As with many short story collections, some are quite good and a couple I just slogged through. Also some of the stories seem to be written by different people. Overall I enjoyed the book but I think the reputation doesn’t always live up to the work.
None of these felt particularly amazing. I like his voice, but not the underlying current of misogyny and cynicism. My favorite from the collection was "The Man Who Lost the Sea." It felt fresh even this many decades later.
These stories are haunting and the characters are deep, thoughtful and seem to be more real than most of my acquaintances.
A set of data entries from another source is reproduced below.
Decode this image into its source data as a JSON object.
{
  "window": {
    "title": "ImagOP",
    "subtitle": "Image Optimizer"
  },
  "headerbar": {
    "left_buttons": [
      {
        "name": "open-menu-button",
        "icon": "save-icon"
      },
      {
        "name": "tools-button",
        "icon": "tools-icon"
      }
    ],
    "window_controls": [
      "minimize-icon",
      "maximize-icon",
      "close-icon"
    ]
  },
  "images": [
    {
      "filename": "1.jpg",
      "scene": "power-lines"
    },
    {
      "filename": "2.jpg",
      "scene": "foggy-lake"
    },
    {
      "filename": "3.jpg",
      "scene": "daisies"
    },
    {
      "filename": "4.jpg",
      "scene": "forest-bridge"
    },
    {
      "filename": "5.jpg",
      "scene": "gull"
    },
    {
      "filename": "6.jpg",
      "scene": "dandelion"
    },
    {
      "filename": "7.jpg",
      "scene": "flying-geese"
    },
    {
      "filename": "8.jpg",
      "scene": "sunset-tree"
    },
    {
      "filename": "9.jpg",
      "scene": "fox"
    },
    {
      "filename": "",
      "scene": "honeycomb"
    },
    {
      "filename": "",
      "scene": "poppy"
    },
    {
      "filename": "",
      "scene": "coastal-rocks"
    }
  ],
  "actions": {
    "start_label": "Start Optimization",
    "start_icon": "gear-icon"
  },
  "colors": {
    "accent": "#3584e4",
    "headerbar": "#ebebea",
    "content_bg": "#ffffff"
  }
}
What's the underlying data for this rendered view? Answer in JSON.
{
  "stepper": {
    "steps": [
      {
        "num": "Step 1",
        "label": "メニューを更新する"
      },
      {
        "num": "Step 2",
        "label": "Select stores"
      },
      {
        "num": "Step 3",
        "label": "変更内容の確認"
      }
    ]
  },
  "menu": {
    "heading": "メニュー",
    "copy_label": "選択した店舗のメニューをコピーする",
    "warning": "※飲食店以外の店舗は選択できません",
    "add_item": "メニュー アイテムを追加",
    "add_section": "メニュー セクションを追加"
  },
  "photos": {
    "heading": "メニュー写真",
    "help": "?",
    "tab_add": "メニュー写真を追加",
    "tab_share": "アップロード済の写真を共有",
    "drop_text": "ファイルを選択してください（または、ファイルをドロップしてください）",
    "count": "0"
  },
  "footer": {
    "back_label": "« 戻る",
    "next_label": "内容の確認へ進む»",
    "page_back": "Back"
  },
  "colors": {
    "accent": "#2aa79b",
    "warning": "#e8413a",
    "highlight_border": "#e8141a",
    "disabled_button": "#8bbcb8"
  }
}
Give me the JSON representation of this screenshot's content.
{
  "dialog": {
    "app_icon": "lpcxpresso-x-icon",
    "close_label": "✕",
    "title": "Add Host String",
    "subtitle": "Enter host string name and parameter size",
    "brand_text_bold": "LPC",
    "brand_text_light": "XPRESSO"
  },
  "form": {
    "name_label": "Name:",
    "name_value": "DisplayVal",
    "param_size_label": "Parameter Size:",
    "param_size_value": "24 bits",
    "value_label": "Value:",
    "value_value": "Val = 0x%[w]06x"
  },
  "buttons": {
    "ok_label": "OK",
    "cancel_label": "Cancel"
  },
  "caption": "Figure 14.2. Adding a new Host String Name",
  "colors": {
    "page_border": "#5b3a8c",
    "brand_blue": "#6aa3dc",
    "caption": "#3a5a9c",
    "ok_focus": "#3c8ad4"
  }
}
His writing is literature and thought proving.
I like his horror work, but this is almost all science fiction. The stories are all limited by the intrinsic adolescence of that genre. In addition to that, most of these stories are somewhat early (late 40s, early 50s) and are marred by too much description and not enough dialogue.
This was one of the best collections I've read in a long time! Perhaps I was a bit skewed because I had just finished a really horrible collection but I don't think so. I can't remember if I have read him before but I loved every story and many really got me thinking. Most of the stories are from the 50s and 60s and the writing makes it obvious at times. The technology is quite dated but the writing and plots are solid so it's not a big deal in terms of enjoying the story. It seems to be part of a massive collection of his writings as there are other collections in the same style. Highly recommended for readers who like classic or thought-provoking sci-fi.